Настя шла в тот вечер на дежурство с тяжелым сердцем.
Горестно смотрела на браво шагающие к батареям отряды и пока еще пустые
носилки, которые тащили за ними вслед. С содроганием осознавала, что
кого-то из этих офицеров, юнкеров и солдат доставят ночью в
перевязочный пункт, и вновь наполнится большая бальная зала стонами и
кровью, а из бывшей бильярдной будут доноситься душераздирающие крики
на миг очнувшихся от хлороформного дурмана раненых. А кто-то так и
останется лежать на бастионе. Настя упорно гнала прочь мысли, что среди убитых и тяжело
раненых может оказаться Митя или Евгений. Но на душе было не спокойно.
Сердце замирало от страха за них. Смеркалось. Ветер тихонько шелестел молодой листвой на
деревьях. В траве запели ночные цикады. Пронзительно и тревожно. Настя
подошла к парадному входу Дома Собрания и на мгновение замешкалась, с
опаской всматриваясь в тускло освещенные, почти темные недра
перевязочного пункта в прямоугольнике настежь распахнутых дверей. И,
наконец, подавив тяжелый вздох, поднялась по высоким ступеням. В беломраморной зале с уходящими ввысь розовыми
пилястрами все было готово к новому поступлению раненых. Тюфяки уже без
кроватей расстелены рядами на полу. У входа - столики с бумагой. У
стены - разложенные на подставке примочки, бинты, компрессы, груды
корпии, свечи. В углу - большой кипящий самовар и два стола с кружками
и чайниками, чуть поодаль - водка, вино, кислое питье, рюмки. Вокруг полумрак и какая-то страшная, неестественная
тишина. Собравшиеся в зале доктора, фельдшеры, сестры милосердия, если
и переговариваются, то лишь каким-то суеверным шепотом, но
преимущественно молчат. Ждут. Кто-то бродит между рядами тюфяков -
парами, либо в одиночестве. Кто-то время от времени скрывается в
операционной...
В дверной проем и высокие окна по обеим сторонам залы
заглядывала теплая южная ночь. Замер на синеющем небосклоне тонкий серп
полумесяца. И вдруг будто молния блеснула, вздрогнула земля,
задребезжали стекла в рамах от сокрушительного треска. Настя зажмурилась, инстинктивно втянув голову в плечи. Судорожно стиснула пальцами белый передник.

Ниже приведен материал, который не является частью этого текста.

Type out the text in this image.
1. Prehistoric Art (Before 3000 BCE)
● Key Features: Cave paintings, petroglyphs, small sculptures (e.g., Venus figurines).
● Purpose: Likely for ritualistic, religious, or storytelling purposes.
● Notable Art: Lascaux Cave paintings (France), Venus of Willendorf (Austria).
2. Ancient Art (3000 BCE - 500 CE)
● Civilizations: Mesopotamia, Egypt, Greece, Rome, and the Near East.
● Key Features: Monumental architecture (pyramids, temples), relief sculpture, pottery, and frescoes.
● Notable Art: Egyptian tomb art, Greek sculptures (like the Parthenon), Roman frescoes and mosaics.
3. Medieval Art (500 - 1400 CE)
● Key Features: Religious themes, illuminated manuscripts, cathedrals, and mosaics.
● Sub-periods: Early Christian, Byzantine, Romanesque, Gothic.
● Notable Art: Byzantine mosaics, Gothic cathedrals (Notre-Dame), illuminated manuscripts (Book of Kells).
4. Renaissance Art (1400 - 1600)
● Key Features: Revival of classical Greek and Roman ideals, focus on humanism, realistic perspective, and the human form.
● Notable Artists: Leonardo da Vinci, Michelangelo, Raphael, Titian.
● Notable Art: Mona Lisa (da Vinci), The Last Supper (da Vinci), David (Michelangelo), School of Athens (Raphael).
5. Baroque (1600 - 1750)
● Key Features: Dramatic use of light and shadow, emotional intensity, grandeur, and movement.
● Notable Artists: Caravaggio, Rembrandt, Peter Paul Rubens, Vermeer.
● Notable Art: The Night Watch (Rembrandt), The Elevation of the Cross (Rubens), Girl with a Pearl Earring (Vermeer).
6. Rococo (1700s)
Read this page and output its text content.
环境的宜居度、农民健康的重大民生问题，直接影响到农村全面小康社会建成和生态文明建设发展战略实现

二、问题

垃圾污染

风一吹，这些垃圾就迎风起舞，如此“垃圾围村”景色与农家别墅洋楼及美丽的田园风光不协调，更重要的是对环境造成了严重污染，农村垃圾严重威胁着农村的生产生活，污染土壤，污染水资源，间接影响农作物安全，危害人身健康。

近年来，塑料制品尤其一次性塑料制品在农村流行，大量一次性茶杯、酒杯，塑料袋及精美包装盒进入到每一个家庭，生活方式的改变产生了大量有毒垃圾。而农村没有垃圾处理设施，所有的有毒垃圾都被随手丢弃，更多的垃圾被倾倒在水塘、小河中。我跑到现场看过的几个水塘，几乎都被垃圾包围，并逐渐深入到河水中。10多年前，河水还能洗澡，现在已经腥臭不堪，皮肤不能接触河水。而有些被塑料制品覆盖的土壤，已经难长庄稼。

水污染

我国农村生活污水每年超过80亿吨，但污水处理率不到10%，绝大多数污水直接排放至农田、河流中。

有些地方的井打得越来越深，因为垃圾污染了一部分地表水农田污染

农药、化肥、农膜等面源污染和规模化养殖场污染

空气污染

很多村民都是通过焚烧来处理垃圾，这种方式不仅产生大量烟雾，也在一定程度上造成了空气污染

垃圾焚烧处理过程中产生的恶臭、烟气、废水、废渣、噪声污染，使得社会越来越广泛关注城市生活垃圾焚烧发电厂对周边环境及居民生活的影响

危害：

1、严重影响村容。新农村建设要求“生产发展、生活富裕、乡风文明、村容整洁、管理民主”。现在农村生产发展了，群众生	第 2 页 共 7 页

- Господи... Матерь Божья... спаси и помилуй нас грешных, -
упав на колени, надрывно запричитала одна из сестер милосердия, в
точности озвучивая Настины мысли, и начала лихорадочно креститься.
Сполохи все чаще пронзали ночную синеву. Вскоре
видневшееся сквозь дверной проем небо стало почти по-петербургски
светлым от непрерывных вспышек. Пушечные залпы слились в единый
громоподобный гул, из которого уже невозможно было вычленить отдельные
удары... И хоть пальба шла на бастионах, казалось, будто снаряды
разрывались в самом городе, сотрясая его до основания.
Так продолжалось не меньше часа, прежде чем в открытые
двери втащили носилки. Первые. Вторые. Третьи... А вслед за ними еще и
еще. Нескончаемым потоком. Зал неуклонно наполнялся ранеными. Казалось,
что ими уже застлан весь пол, так что и ступить-то более некуда. Их мученические стоны и душераздирающие крики заглушили
пальбу с бастионов. Даже дребезжание стекол уже более не ощущалось так
отчетливо, как в молчаливом ожидании. - Доктор, Ваше превосходительство! Не мучьте! Пощадите! - доносилось со всех сторон.
"Бильярдная" тоже была полна страдальцев, но в ту ночь
оказалось не до операций. С трудом успевали хотя бы сделать перевязки и
распределить раненых - кого в Гущин дом, кого на Николаевскую батарею -
чтобы освободить место для новых поступлений.
- Сюда рабочих! - Попыталась перекричать шум Настя, с
трудом пробираясь между носилок к двери. - Вон тех надо снести в Гущин
дом! А этих на Николаевскую! - Сестра! - цепко ухватившись за подол Настиного платья, простонал лежавший на тюфяке солдат. - Дай водки! Помилуй! Водки!
Настя метнулась к штофу на столике, краем глаза заметив,
что в зал внесли еще одного раненого. Кинула полный отчаяния взгляд на
его окровавленный офицерский мундир и вдруг замерла. Медленно, не желая
верить увиденному, вновь повернула голову к носилкам. - Евгений, - в ужасе прижав руки к груди, выдохнула она.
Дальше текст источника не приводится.